WASHINGTON — More than 100 demonstrators gathered near the White House Monday evening to protest Israeli Prime Minister Benjamin Netanyahu’s meeting with President Donald Trump. 

The rally, organized by the Palestinian Youth Movement’s (PYM) local chapter, comes after Netanyahu and Trump announced a plan to end the conflict in Gaza. 

PYM chapter organizer Dina Khalil said the group does not support any peace plan without input from Palestinians. Neither the Palestinian Authority nor Hamas participated in the development of Trump and Netanyahu’s latest proposal. 

Protesters waved Palestinian flags and donned kaffiyehs, the Palestinian checkered scarf. Their chants included “From the sea to the river, Palestine will live forever” and “Say it loud and say it clear, Bibi is not welcome here.”
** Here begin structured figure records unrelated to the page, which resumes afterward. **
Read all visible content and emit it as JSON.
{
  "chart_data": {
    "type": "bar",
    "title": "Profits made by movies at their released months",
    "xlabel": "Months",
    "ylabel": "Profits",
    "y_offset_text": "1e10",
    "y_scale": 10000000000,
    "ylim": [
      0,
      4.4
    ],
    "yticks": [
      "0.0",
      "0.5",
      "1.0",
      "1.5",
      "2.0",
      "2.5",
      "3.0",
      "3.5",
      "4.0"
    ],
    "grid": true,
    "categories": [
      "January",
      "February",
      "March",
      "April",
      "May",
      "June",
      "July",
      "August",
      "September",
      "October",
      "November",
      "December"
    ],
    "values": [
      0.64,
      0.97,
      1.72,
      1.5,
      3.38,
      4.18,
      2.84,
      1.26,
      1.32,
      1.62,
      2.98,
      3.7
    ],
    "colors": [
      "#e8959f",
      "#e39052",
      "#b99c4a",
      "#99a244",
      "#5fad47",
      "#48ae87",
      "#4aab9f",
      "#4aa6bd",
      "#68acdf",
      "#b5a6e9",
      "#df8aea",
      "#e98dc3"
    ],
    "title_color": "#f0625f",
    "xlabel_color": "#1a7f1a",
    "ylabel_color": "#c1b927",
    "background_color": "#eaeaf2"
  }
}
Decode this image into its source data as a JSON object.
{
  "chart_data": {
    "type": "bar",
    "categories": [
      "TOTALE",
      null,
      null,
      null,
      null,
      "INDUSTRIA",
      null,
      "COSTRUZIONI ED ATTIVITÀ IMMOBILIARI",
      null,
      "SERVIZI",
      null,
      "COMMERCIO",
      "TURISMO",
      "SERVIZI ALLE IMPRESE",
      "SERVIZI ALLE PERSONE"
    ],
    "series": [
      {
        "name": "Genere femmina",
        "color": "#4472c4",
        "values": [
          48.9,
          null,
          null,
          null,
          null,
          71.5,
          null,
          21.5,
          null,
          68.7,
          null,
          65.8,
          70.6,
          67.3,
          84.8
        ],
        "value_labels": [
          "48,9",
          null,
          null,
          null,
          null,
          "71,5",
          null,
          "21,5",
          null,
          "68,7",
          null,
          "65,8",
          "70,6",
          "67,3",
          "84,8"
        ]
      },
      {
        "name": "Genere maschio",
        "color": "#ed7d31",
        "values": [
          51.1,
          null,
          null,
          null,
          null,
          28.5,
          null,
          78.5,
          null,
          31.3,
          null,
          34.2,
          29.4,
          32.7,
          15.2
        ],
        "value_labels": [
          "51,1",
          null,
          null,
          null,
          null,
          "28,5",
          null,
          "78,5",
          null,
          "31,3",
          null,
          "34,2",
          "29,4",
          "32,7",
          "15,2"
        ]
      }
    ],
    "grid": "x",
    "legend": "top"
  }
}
“Satan is in town,” Khalil said of Netanyahu, whose visit was his fourth to the nation’s capital since Trump’s second term began. 

International Jewish anti-Zionist organization Neturei Karta also attended the protest, leading chants. 

Neturei Karta spokesman Rabbi Dovid Feldman says Netanyahu does not represent the Jewish people and called his behavior “a desecration of our religion.”

“We plead with our president to realize that this is not Judaism,” he said.

About a dozen Trump supporters also gathered at the same location. Some, like conservative activist Cam Higby, wore red “Make America Great Again” caps. 

They were met with chants of “shame on you” before police separated them from the group. Throughout the rally, they played songs like the national anthem and “Y.M.C.A.” 

“These people support terrorists, and I don’t want them on my streets, but unfortunately, they have the right to do what they’re doing,” Higby said. “These people hate America. I love America, so I’m playing ‘God bless the USA.’”

Pro-Palestinian protester Patti Mohr said she had “traveled a little bit” to attend the gathering, but declined to say from where. She carried a handmade sign that read “Arrest War Criminal Netanyahu Now.” 

“I’m here as an American who cares about my country,” she said. 

Other attendees were local. Wearing a kaffiyeh draped around his neck, Dantes Augustin said he lived “just up the street.”  

Like Mohr, Augustin wasn’t part of a particular group. But he said he supported the PYM and has been attending pro-Palestine protests “since day one.” 

“We’re taxpayers,” he said. “We don’t want our money to go to bomb children and women.”